Он встал, но Арсений махнул рукой, приказывая гостю оставаться на месте. Глупая история! Все зло от закрытых учебных заведений. Там черти чем дети балуются. Придумали какое-то общество «мстителей» — небось, за спущенные для порки штаны — и обчистили квартиру педагога. Чуть не лишились чести. К счастью, Боратынскому попался умный дядя, сказал стервецу: «Благодари Бога, что родился дворянином. Служба все смоет». А тот послушался. Закревский прикомандировал мальчишку к штабу.

— Вы не должны на меня сердиться, Евгений Абрамович, — сказал генерал. — Сведения, привезенные вами, более чем важны. И я настоятельно прошу: никому о них не говорить. Проезжая через Петербург, вы слышали, что государь болен?

— Да-с, — сердито отвечал юноша. — Весь город об этом судачит. У его величества рожа на ноге, он был при смерти.

— Допивайте чай и ступайте по своим делам, — распорядился генерал-губернатор. — Возможно, вам придется снова совершить путешествие в Вильно.

Аграфена ободряюще улыбнулась гостю. Мальчик был свежий и румяный, как яблочко. Так и хотелось его схрупать!

— Думаешь, врет? — спросила она, когда Боратынской ушел.

— Все литераторы врут. Это их профессия. — Арсений начал расхаживать от окна к столу. — Не знал бы я его дядю, топал бы он сейчас по плацу, а не в штабе груши околачивал. Однако, — генерал резко завернул у этажерки с книгами, — проверить стоит. Но так, чтобы никто не заметил нашего интереса. Ты, кажется, хотела прокатиться в Вильно…

— Да, — начала с воодушевлением Аграфена, — там галантерейные лавки, не чета Гельсингфорсу! Что такое шведские тряпки против французского белья? — Она осеклась и уставилась на мужа глазами-блюдцами. — Ты хочешь отправить меня на разведку? Сенечка! Я тебя умоляю! Пошли меня с тайной миссией! Не пожалеешь!
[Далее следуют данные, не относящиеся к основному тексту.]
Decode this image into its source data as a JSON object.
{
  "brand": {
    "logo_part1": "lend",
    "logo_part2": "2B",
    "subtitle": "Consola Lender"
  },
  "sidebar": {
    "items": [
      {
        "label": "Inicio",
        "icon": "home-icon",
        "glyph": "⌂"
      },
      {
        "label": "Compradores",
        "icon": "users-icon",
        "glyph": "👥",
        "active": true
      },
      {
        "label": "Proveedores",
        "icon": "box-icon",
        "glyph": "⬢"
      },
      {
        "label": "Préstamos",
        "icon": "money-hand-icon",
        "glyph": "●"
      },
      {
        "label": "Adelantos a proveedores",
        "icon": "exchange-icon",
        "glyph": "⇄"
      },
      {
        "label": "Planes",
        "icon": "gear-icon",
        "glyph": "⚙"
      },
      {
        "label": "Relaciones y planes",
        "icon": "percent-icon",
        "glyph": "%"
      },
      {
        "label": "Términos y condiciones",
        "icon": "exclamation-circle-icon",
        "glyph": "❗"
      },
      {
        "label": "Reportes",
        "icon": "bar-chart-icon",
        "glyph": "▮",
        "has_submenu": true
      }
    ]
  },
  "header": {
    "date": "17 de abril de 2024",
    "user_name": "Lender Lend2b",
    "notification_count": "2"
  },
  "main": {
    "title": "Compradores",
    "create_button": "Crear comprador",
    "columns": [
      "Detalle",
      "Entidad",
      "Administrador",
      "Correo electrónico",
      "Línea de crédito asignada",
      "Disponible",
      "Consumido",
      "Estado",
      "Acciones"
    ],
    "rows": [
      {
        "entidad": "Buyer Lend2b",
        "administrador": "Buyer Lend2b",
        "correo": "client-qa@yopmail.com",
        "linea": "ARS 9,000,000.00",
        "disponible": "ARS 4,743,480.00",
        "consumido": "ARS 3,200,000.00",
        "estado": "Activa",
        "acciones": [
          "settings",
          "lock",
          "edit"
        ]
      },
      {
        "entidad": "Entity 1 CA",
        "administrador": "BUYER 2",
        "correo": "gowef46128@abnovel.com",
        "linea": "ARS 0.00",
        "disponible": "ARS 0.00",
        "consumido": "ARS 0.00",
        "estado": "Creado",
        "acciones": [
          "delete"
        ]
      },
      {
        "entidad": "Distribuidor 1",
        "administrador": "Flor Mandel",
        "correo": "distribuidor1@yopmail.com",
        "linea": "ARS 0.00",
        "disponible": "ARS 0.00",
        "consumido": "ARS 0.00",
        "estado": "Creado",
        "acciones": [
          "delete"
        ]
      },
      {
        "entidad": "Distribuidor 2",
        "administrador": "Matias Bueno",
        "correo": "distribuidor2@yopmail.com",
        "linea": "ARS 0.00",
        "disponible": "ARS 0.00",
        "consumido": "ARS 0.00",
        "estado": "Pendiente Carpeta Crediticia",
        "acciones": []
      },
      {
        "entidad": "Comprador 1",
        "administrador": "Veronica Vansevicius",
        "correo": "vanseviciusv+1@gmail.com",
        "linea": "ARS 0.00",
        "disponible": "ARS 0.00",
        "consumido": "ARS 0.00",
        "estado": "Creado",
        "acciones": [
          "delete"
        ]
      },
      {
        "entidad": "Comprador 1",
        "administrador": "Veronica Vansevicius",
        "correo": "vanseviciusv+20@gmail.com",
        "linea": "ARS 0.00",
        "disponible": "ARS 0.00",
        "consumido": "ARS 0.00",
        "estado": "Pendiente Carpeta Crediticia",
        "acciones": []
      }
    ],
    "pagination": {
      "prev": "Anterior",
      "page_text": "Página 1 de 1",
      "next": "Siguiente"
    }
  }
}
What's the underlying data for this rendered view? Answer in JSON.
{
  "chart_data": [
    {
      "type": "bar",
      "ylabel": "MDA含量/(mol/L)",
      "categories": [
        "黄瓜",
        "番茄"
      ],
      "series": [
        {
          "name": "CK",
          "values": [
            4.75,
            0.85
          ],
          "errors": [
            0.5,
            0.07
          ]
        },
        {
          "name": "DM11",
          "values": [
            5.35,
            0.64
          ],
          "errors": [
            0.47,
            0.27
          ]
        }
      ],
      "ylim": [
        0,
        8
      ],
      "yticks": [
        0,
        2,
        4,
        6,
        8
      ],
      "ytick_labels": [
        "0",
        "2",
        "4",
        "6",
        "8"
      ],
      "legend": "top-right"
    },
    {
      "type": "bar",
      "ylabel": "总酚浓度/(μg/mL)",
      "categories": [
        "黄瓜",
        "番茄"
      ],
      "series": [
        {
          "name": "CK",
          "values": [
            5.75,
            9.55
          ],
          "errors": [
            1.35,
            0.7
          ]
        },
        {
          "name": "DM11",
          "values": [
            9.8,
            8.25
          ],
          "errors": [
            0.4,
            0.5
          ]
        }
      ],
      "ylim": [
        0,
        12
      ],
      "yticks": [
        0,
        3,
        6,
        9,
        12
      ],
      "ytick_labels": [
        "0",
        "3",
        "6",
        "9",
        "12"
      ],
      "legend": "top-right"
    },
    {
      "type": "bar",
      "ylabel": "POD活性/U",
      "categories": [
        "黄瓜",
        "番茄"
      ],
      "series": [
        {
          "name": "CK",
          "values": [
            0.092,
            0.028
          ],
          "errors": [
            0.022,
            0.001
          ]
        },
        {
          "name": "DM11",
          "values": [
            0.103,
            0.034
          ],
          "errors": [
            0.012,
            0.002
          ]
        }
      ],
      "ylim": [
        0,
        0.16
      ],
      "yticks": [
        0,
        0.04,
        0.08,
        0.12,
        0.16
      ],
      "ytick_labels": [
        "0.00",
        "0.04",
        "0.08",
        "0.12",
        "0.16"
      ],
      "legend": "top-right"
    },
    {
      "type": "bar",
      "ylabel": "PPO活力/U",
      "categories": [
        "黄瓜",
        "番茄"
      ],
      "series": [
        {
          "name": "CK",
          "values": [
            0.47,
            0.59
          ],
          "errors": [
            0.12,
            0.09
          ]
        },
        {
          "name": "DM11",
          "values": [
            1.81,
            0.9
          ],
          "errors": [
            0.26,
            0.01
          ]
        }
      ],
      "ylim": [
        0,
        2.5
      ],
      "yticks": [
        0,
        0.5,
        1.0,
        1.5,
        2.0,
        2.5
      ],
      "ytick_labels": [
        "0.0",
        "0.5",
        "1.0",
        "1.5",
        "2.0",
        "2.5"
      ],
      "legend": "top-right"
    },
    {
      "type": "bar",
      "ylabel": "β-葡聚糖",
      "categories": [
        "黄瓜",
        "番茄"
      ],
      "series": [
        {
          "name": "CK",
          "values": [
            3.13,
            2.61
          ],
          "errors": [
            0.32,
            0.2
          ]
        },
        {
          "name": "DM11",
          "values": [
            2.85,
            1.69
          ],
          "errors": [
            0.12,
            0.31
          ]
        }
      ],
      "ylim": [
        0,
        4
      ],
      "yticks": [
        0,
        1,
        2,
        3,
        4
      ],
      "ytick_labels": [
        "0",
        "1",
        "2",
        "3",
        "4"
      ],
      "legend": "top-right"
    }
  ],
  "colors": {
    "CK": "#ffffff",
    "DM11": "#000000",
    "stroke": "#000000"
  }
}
Буря ее восторга насмешила генерала.

— Никаких разведок. — Он сел обратно за стол и знаком приказал супруге налить еще чаю. — Просто прогулка. С тобой поедет мой адъютант Львов, смышленый малый. И этот шалопай. Куда ж его девать?


Одесса.

Угол Ришельевской и Дерибасовской напротив театра был местом сбора извозчиков. Ветер с моря трепал их широченные армяки, стянутые в поясе сафьяновыми ремнями, и норовил сдуть высокие шляпы, удерживавшиеся на головах одной тяжестью медных пряжек. Кучер Береза, мужик осадистый и крепкий, проезжался шагом вдоль фасада гостиницы Рено, смекая раньше других подцепить седока, буде тот выйдет из дверей. С час ему не везло, дело близилось к полудню, и стоило на минутку заглянуть к Папе-Косте, где извозчикам перепадало по кружке пенного: не зря они на все лады хвалили пассажирам греческий трактир.

Береза уже было поднял кнут, когда рама на втором этаже хлопнула и на балкон выскочил босой всклокоченный постоялец в одной рубахе.

— Эй, ты! — закричал он самым веселым голосом. — Тебе я должен пятнадцать рублей за поездки?

— Ну, мне, — насупился Береза, половчее перехватывая хлыст.

— Айда сюда! — Черномазый барин приветливо помахал рукой и улыбнулся, обнажив ряд белых, крупных, как у лошади, зубов.

— Не пойду! — Извозчик поднял вожжи, чтобы хлестнуть по спине кобылы. — В прошлый раз вы меня чертом ругнули и с бритвой бросились. Кто вас, нехристя, знает.

Барин рассмеялся.

— Не серчай. У меня тогда ни гроша не было. Я злился. А теперь мне денег прислали, и я добрый. Иди.

Мужик покряхтел, но поплелся. А вдруг правда? Постоялец встретил его в дверях пустой и, сразу видно, бедной комнаты.

— Вот тебе, друг, по шести рублей за каждую поездку. Да вперед наука: не суйся под горячую руку. Я буйный.